Community colleges are an important provider of the skilled workforce essential to so many of America’s employers. However, college programs are not always structured in ways that best prepare students for the workforce. Most institutions offer non-credit workforce programs and credit-based programs that operate separately. Many employers primarily value the skills and competencies built within those programs and may not focus on the distinctions between these programs. Students value access, flexibility, and opportunity to reach their educational goals. While it may largely go unnoticed, the bifurcation across non-credit programs and credit programs is impacting both students and employers.
Despite operating within the same institution, distinctions between non-credit programs and credit programs in structure, educational approach, faculty, and student resources compound to make programs feel worlds apart. While there are reasons for the separation of programs and some distinctions are in fact beneficial, other differences are simply default or arbitrary. And so, the two systems often exist separately, causing potential content duplication, lack of communication, and missed opportunities to collaborate and build pathways.
Students enrolled in these programs are particularly impacted. Students in non-credit programs do not often have a direct pathway to continue their education on the credit side toward a degree. They are unlikely to receive credit for the learning that occurred in their non-credit program and unlikely to have access to financial aid or other means of funding for their education. The student experience in non-credit workforce programs is inequitable to that of students in credit programs in terms of their access to services, visibility, and representation across the institution.

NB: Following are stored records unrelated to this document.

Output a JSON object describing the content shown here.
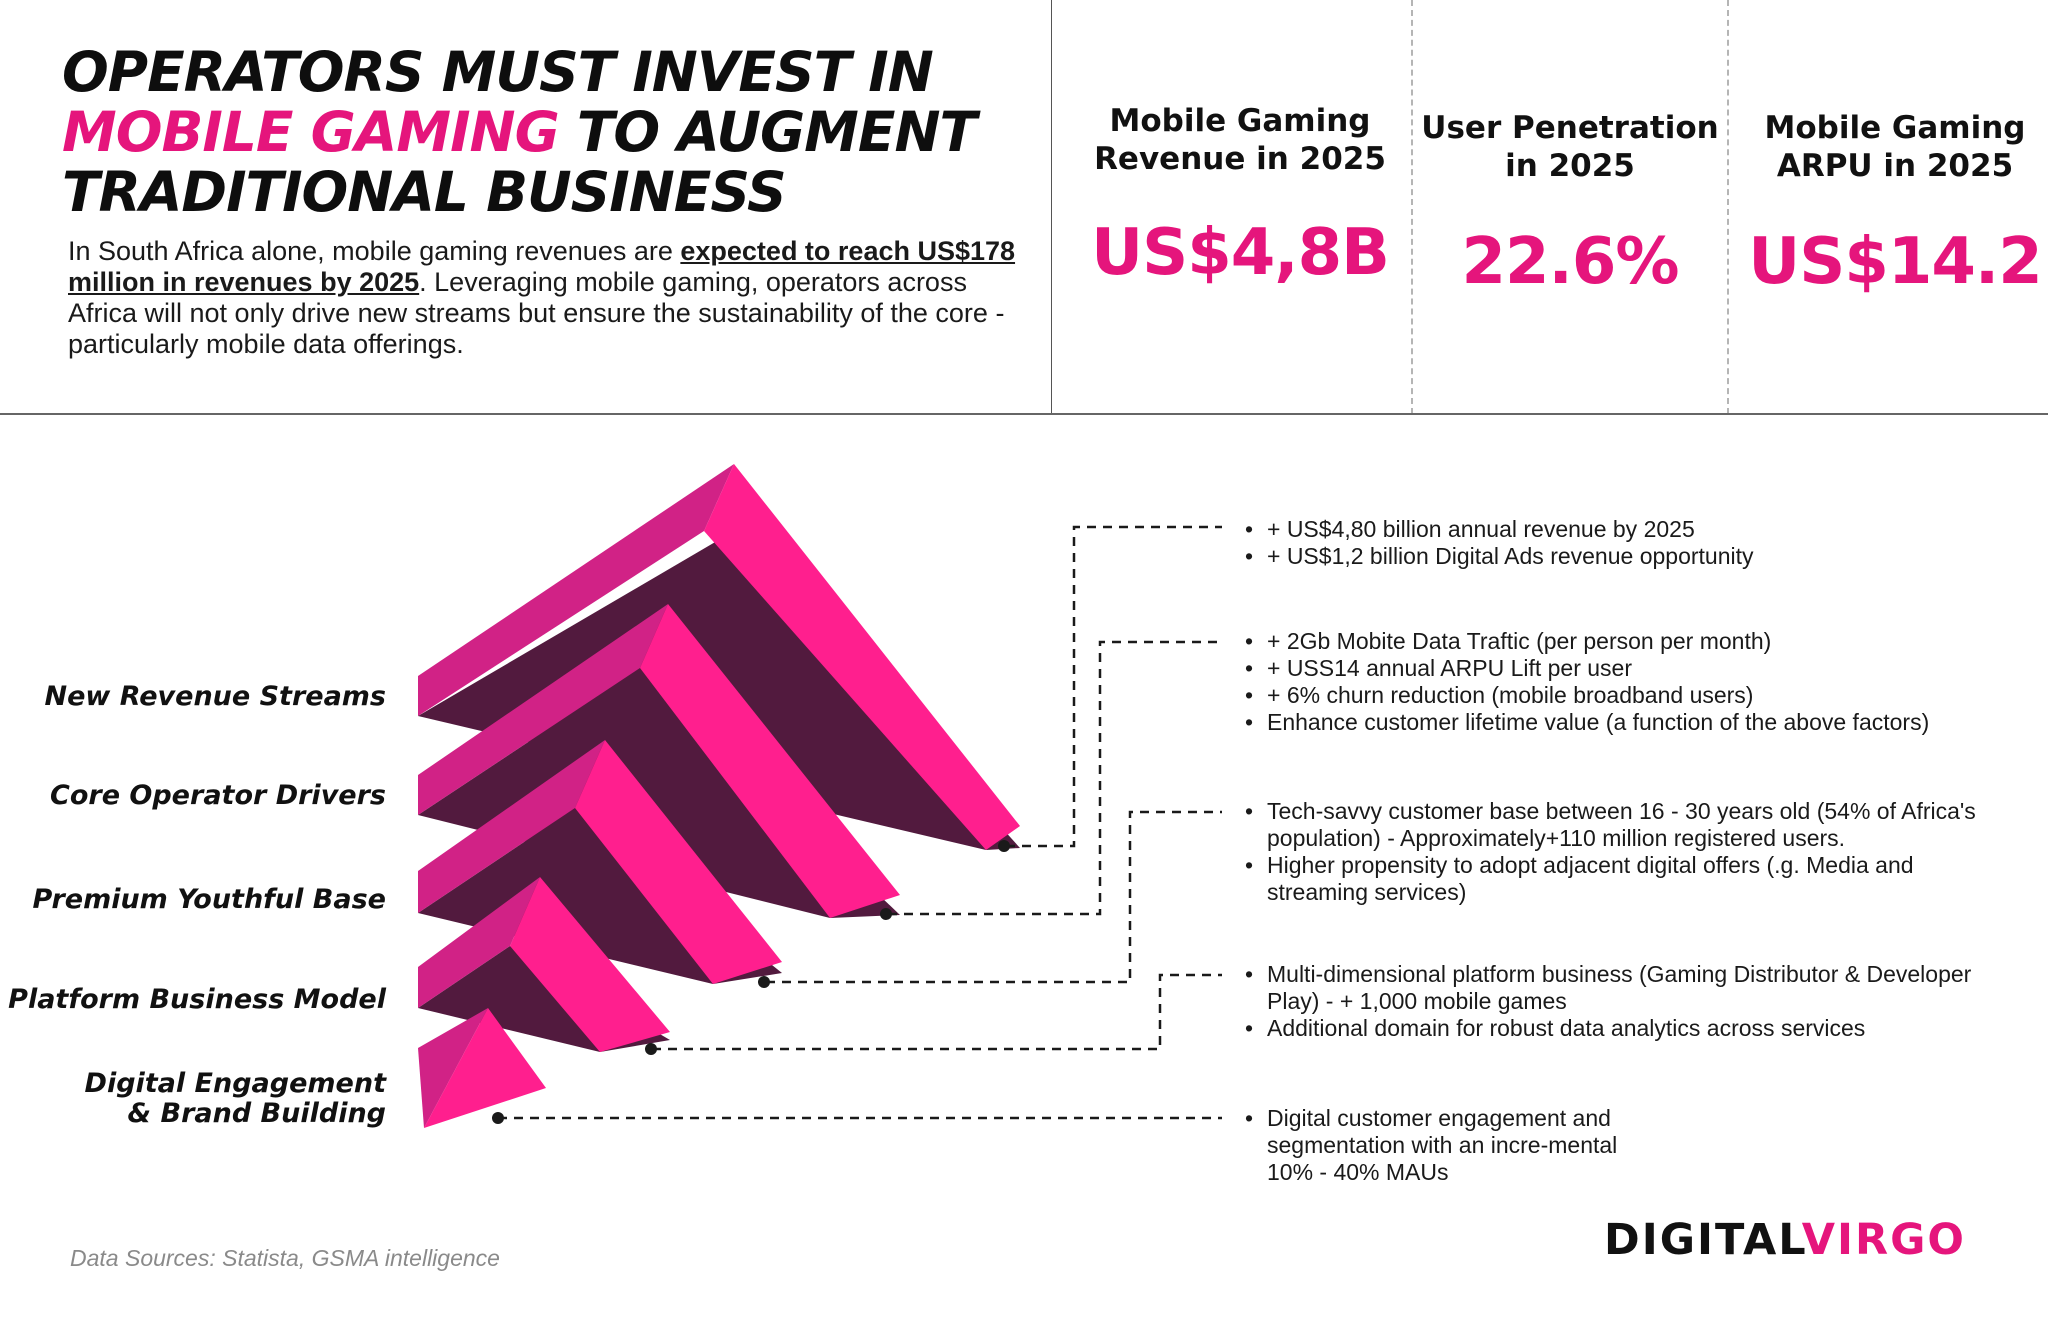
{
  "colors": {
    "accent": "#e5157c",
    "staircase_dark": "#521a3e",
    "staircase_pink": "#ff1f8e",
    "staircase_side": "#d12286"
  },
  "header": {
    "title_line1": "OPERATORS MUST INVEST IN",
    "title_line2_accent": "MOBILE GAMING",
    "title_line2_rest": " TO AUGMENT",
    "title_line3": "TRADITIONAL BUSINESS",
    "intro_part1": "In South Africa alone, mobile gaming revenues are ",
    "intro_emphasis": "expected to reach US$178 million in revenues by 2025",
    "intro_part2": ". Leveraging mobile gaming, operators across Africa will not only drive new streams but ensure the sustainability of the core - particularly mobile data offerings."
  },
  "stats": [
    {
      "label": "Mobile Gaming Revenue in 2025",
      "value": "US$4,8B"
    },
    {
      "label": "User Penetration in 2025",
      "value": "22.6%"
    },
    {
      "label": "Mobile Gaming ARPU in 2025",
      "value": "US$14.2"
    }
  ],
  "staircase": {
    "levels": [
      {
        "label": "New Revenue Streams",
        "bullets": [
          "+ US$4,80 billion annual revenue by 2025",
          "+ US$1,2 billion Digital Ads revenue opportunity"
        ]
      },
      {
        "label": "Core Operator Drivers",
        "bullets": [
          "+ 2Gb Mobite Data Traftic (per person per month)",
          "+ USS14 annual ARPU Lift per user",
          "+ 6% churn reduction (mobile broadband users)",
          "Enhance customer lifetime value (a function of the above factors)"
        ]
      },
      {
        "label": "Premium Youthful Base",
        "bullets": [
          "Tech-savvy customer base between 16 - 30 years old (54% of Africa's population) - Approximately+110 million registered users.",
          "Higher propensity to adopt adjacent digital offers (.g. Media and streaming services)"
        ]
      },
      {
        "label": "Platform Business Model",
        "bullets": [
          "Multi-dimensional platform business (Gaming Distributor & Developer Play) - + 1,000 mobile games",
          "Additional domain for robust data analytics across services"
        ]
      },
      {
        "label": "Digital Engagement & Brand Building",
        "bullets": [
          "Digital customer engagement and segmentation with an incre-mental 10% - 40% MAUs"
        ]
      }
    ]
  },
  "footer": {
    "sources": "Data Sources: Statista, GSMA intelligence",
    "logo_part1": "DIGITAL",
    "logo_part2": "VIRGO"
  }
}
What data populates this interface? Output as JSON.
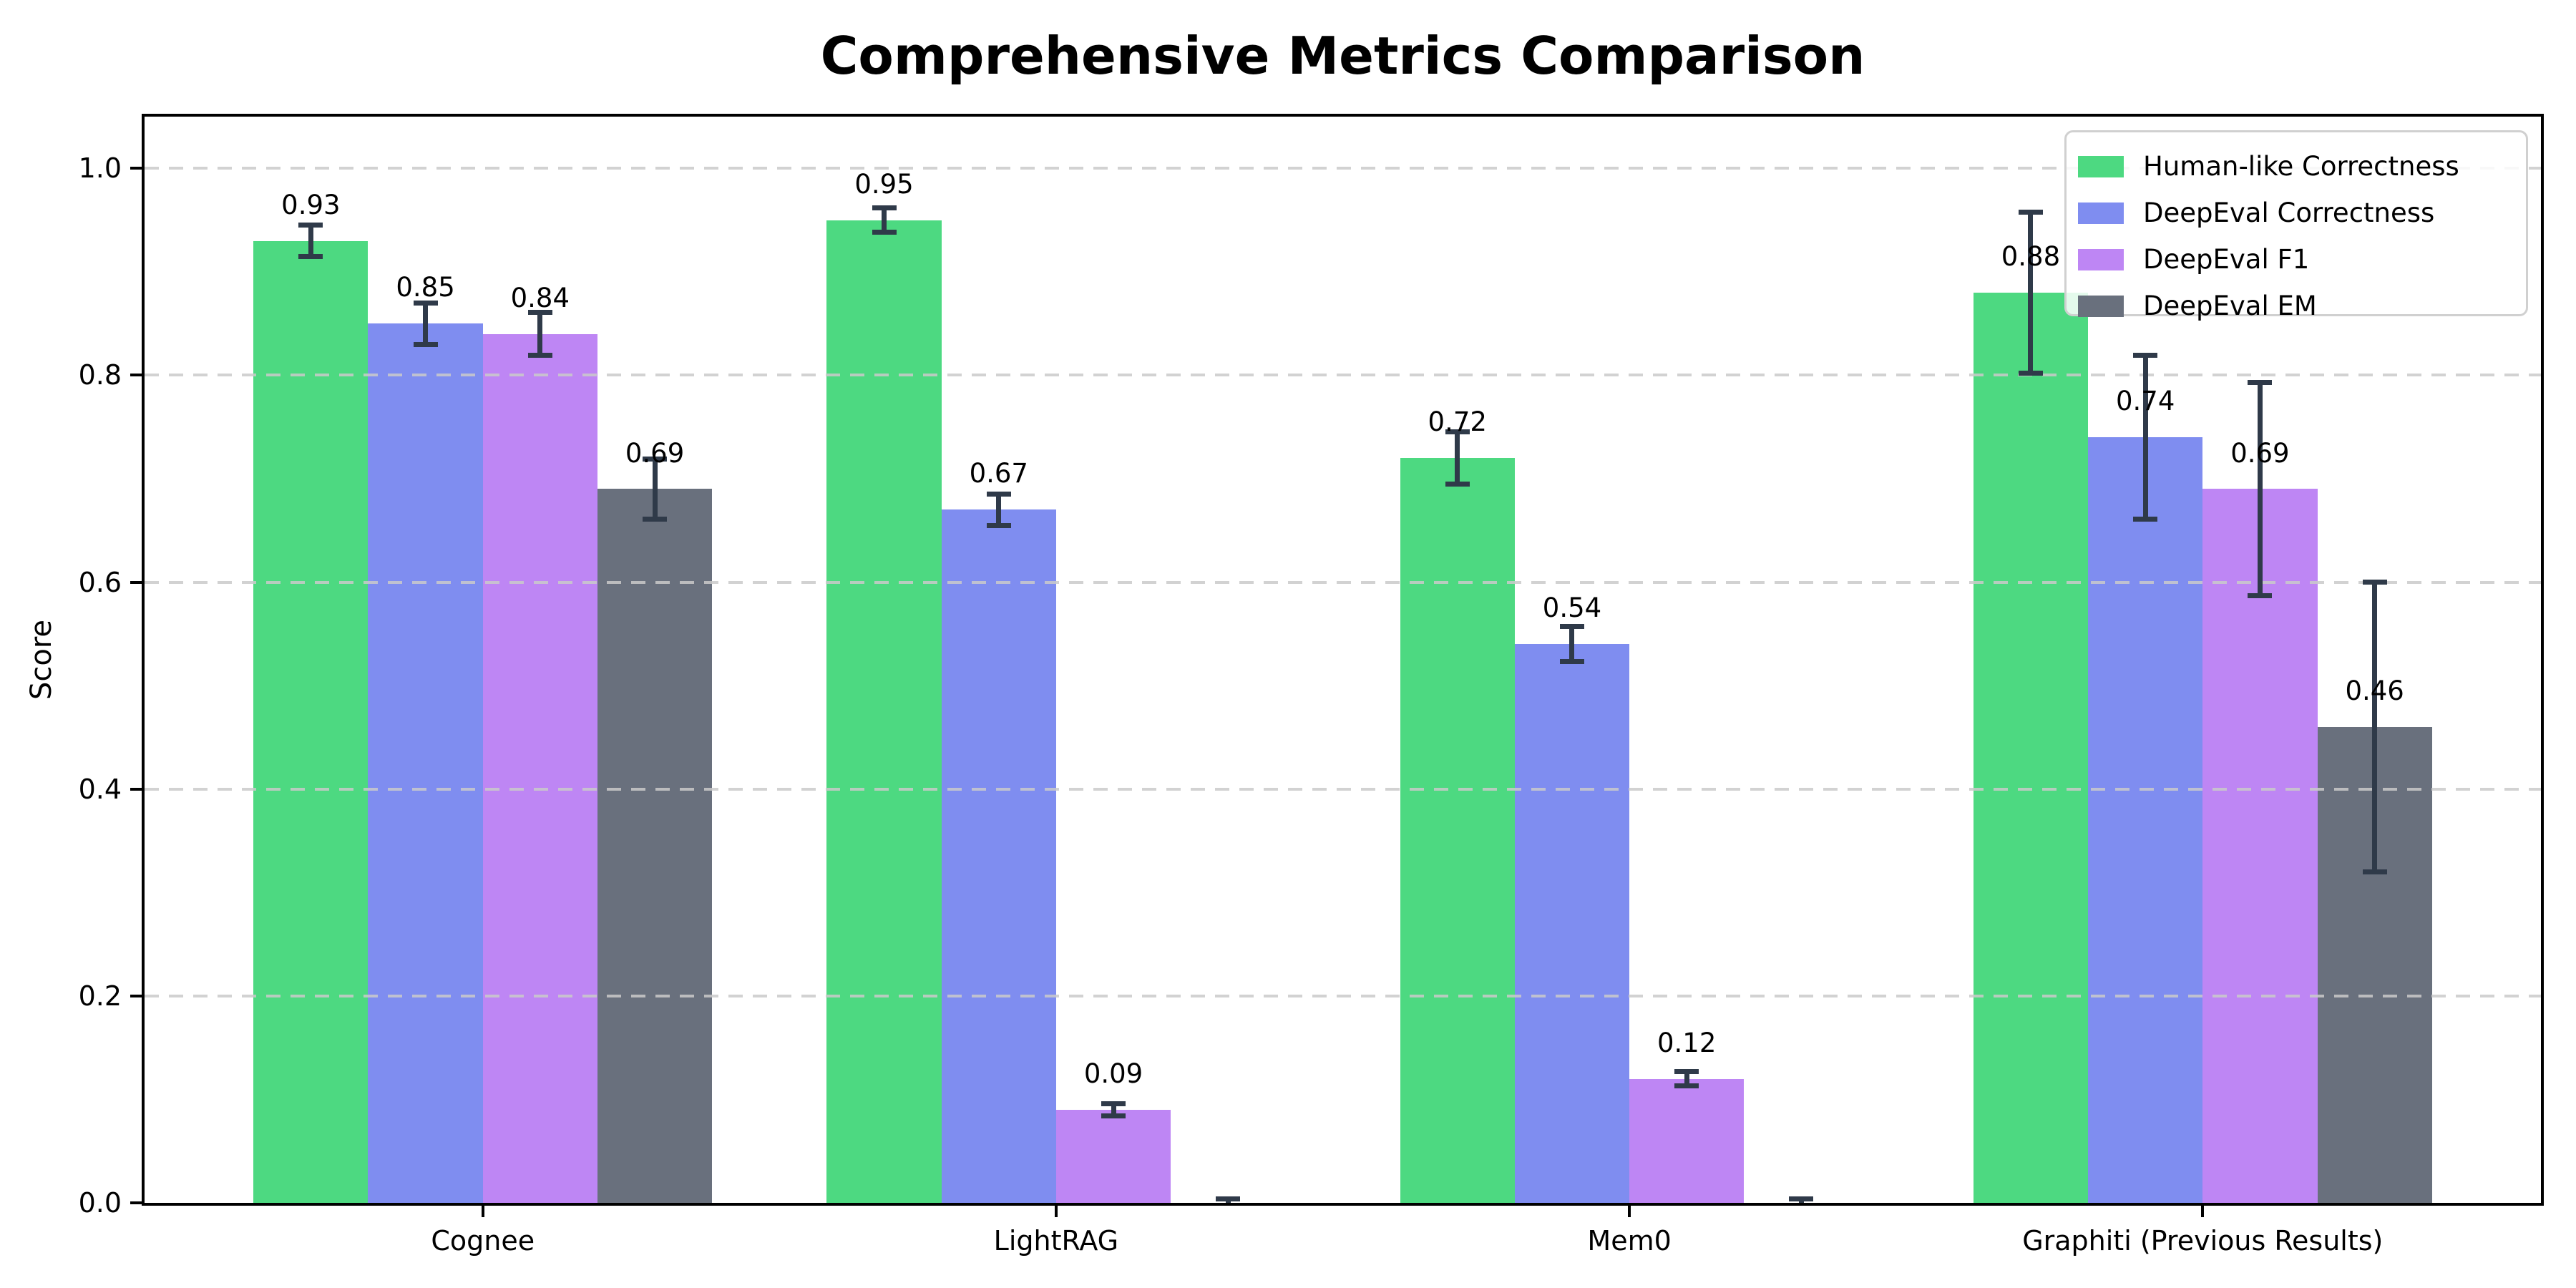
{
  "title": "Comprehensive Metrics Comparison",
  "axes": {
    "ylabel": "Score",
    "yticks": [
      "0.0",
      "0.2",
      "0.4",
      "0.6",
      "0.8",
      "1.0"
    ]
  },
  "chart_data": {
    "type": "bar",
    "title": "Comprehensive Metrics Comparison",
    "xlabel": "",
    "ylabel": "Score",
    "ylim": [
      0,
      1.05
    ],
    "ytick_values": [
      0.0,
      0.2,
      0.4,
      0.6,
      0.8,
      1.0
    ],
    "grid": "horizontal dashed lightgray at 0.2 intervals",
    "legend_position": "upper right",
    "categories": [
      "Cognee",
      "LightRAG",
      "Mem0",
      "Graphiti (Previous Results)"
    ],
    "bar_width_data_units": 0.2,
    "xlim": [
      -0.59,
      3.59
    ],
    "error_color": "#2f3a49",
    "series": [
      {
        "name": "Human-like Correctness",
        "color": "#4dd981",
        "values": [
          0.93,
          0.95,
          0.72,
          0.88
        ],
        "errors": [
          0.015,
          0.012,
          0.025,
          0.078
        ],
        "labels": [
          "0.93",
          "0.95",
          "0.72",
          "0.88"
        ]
      },
      {
        "name": "DeepEval Correctness",
        "color": "#7f8df0",
        "values": [
          0.85,
          0.67,
          0.54,
          0.74
        ],
        "errors": [
          0.02,
          0.015,
          0.017,
          0.079
        ],
        "labels": [
          "0.85",
          "0.67",
          "0.54",
          "0.74"
        ]
      },
      {
        "name": "DeepEval F1",
        "color": "#be86f4",
        "values": [
          0.84,
          0.09,
          0.12,
          0.69
        ],
        "errors": [
          0.021,
          0.006,
          0.007,
          0.103
        ],
        "labels": [
          "0.84",
          "0.09",
          "0.12",
          "0.69"
        ]
      },
      {
        "name": "DeepEval EM",
        "color": "#69707d",
        "values": [
          0.69,
          0.0,
          0.0,
          0.46
        ],
        "errors": [
          0.029,
          0.004,
          0.004,
          0.14
        ],
        "labels": [
          "0.69",
          null,
          null,
          "0.46"
        ]
      }
    ]
  }
}
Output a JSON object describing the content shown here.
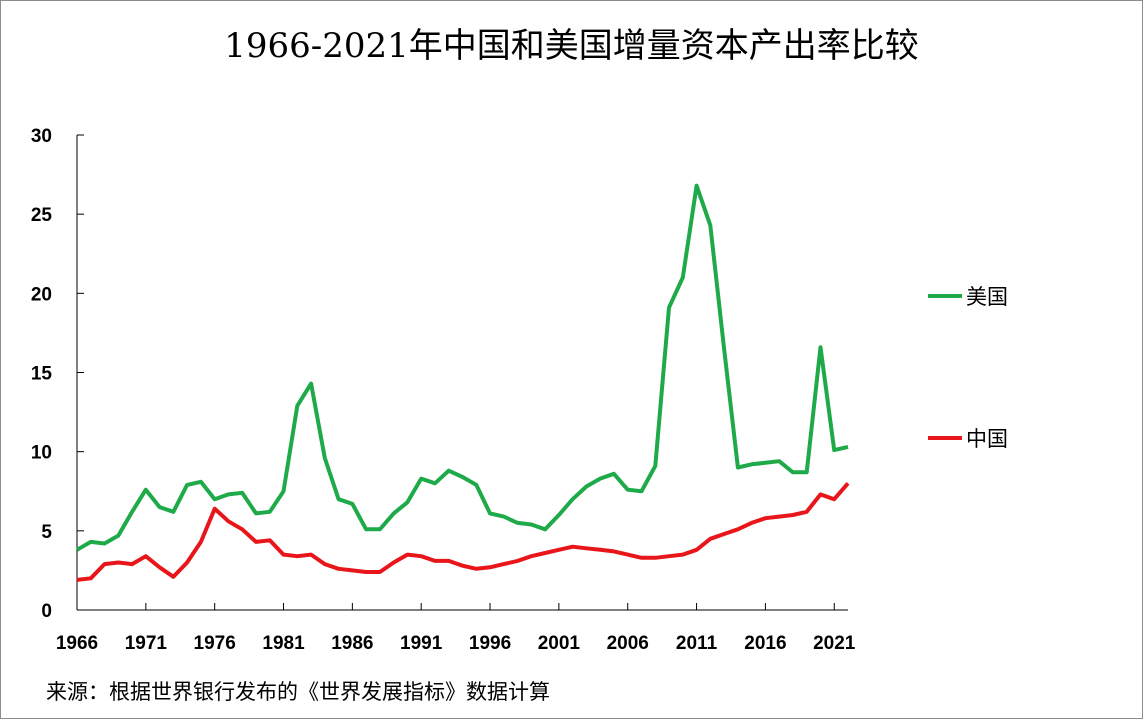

Institutions must turn their attention to these inequities and disconnects. Now is the time to create a more unified community college that aligns industry-focused non-credit programs to credit programs that lead to degrees. The economic and health crisis caused by the coronavirus pandemic heightens the urgency for such change. The needs of today’s students and workforce demand such change. To be clear, non-credit can cover a wide range of offerings, but the focus of alignment should be on workforce programs.
Education Strategy Group’s recent publication, A More Unified Community College: Strategies and Resources for Aligning Non-Credit and Credit Programs, offers research, tools, and a new framework for alignment. The framework is composed of five key tenets, all of which must be implemented to realize a more unified community college. This framework is based on research, evidence in the field, and conversations with institutional, system, and policy leaders. Framework tenets include:
- Treat all students as students.
- Build clear pathways between non-credit and credit credentials.
- Align departments and governance.
- Make programs credit-worthy or credit-based.
- Remove barriers to transition.
For a full explanation of the new framework, examples of this work in the field, getting started guides for different stakeholders, and more, see ESG’s full suite of resources here.
Creating pathways to align non-credit and credit programs opens the doors of opportunity to students, faculty, employers, and the regional economy. Now is the time for community colleges to effect this change.